Let’s take a look at both ends of the book-publishing pipeline. At the entrance end, an author is paid an advance as soon as she sells a book.
“First-book advances and rates-per-word for short-stories have not changed significantly in 30-40 years. A minimum wage job in Massachusetts [in 2007] pays a touch under $15,500/year. Average advances for fiction are still below $10,000. Average first advance is more like $5,000, even from a major publisher.”
~Dr. Steve Kelner, writer and motivational speaker
Actually, in many parts of genre publishing, the advance is more like $1,000 to $2,000 per book; in some cases as low as $500.
Whatever the advance, the author is expected to earn out the advance money before she gets any royalties.
At the pipeline exit, not all books sold count toward earning back the advance and/or royalties. You’re probably familiar with the idea of holding royalty money against returns. Here’s how it works.
Bookstores order books on consignment for a specified period of time, often 30 days. Let’s simplify the numbers. Suppose a buyer for a chain bookstore orders 100 copies of a new book, to arrive for April 1. That bookstore doesn’t have to pay for the books for 30 days.
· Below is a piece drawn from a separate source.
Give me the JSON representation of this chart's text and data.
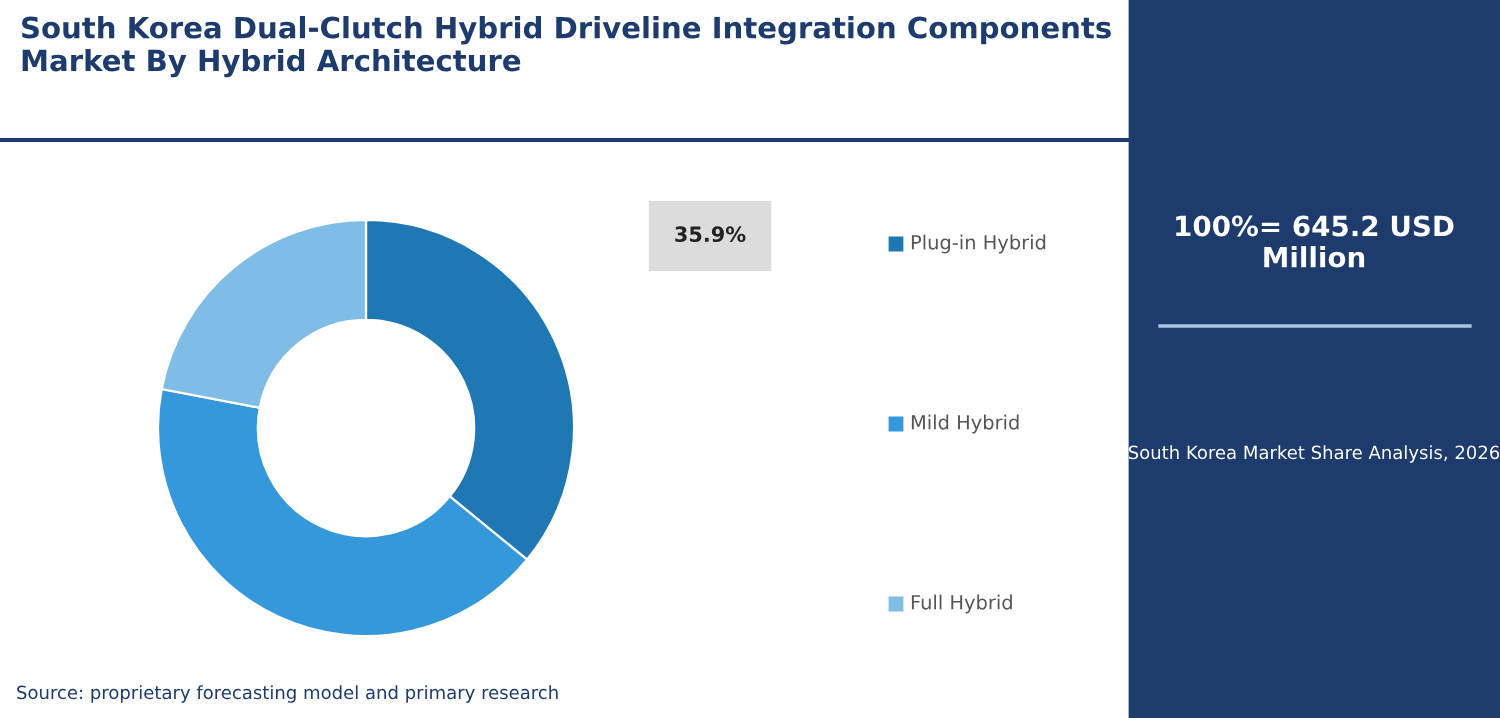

So, on about April 25, the employees go through the stores and collect up the books that haven’t sold. It was a good month. Forty out of the 100 books sold.
The employees take those remaining 60 copies back to the work room and tear off the front covers. It’s called stripping a book. If you look on the back cover of a book—usually a paperback—you’ll see the letter “S” in a small triangle. That indicates a book can be stripped. The employee shoves those 60 covers in an envelope and mails them back to the distributor.
The actual books themselves, now shivering in a corner without their covers, go to the landfill, or paper recycling, or enter a black market system they are sold as used books at a greatly reduced price.
While one set of employees is stripping book covers to return them, another set of employees is ordering books for May. Since April was a good sales month for our title, they order another 100 copies.
Come April 30, the book store has none of the April consignment left and owes the distributor for the 40 books that were sold, but not a thing for the 60 books that were stripped.
May, unfortunately, is not such a good month. Toward the end of May, only 15 copies of the second 100 consigned books have sold. Eighty-five copies are stripped and the person ordering books for June doesn’t order any more of that title. The book is essentially dead as far as that chain of bookstores goes.
200 books shipped on consignment.
40+15 = 55 books sold. The author is due royalties on these books.
200 - 55 = 145 books destroyed.
Even for those 55 books sold, the author may not see the money for 1 to 2 years because many publishers hold back any money due until they are sure that there won’t be any more books stripped and destroyed.
The big buzz on the mystery lists in the past week was an announcement by HarperCollins that they are forming a new division where business practices will be different. First, the authors will get no advances. Second, this division will not allow any returns. If a bookstore orders 200 books on consignment; it pays for 200 books. Third, HarperCollins and the author split the profits 50/50 and the author doesn’t have to wait for returns to be charged against royalties.
At this stage the HC announcement is akin to coming home and finding something mysterious baking. It smells pretty good, but you can’t tell from peering in the oven if your partner has made a nice dessert or your child has a science fair project in production.
All we know so far is that HarperCollins will risk 25 titles a year on this new venture, that e-books and audio books have have been mentioned as formats along side the printed versions, and that Robert Miller, the man who will head the new venture, has been quoted in Publisher’s Lunch as saying, “We may evolve after we start.”
Eventually, something will break the traditional pipeline of advances at one end and returns at the other end. In fact, when the break comes, it will probably be more than one something, more likely a gusher of alternative business models, based on technology and a plurality of markets. It’s going to be interesting to see how the HC proposal plays out.
Writing quote for the week:
It is not the employer who pays the wages. Employers only handle the money. It is the customer who pays the wages.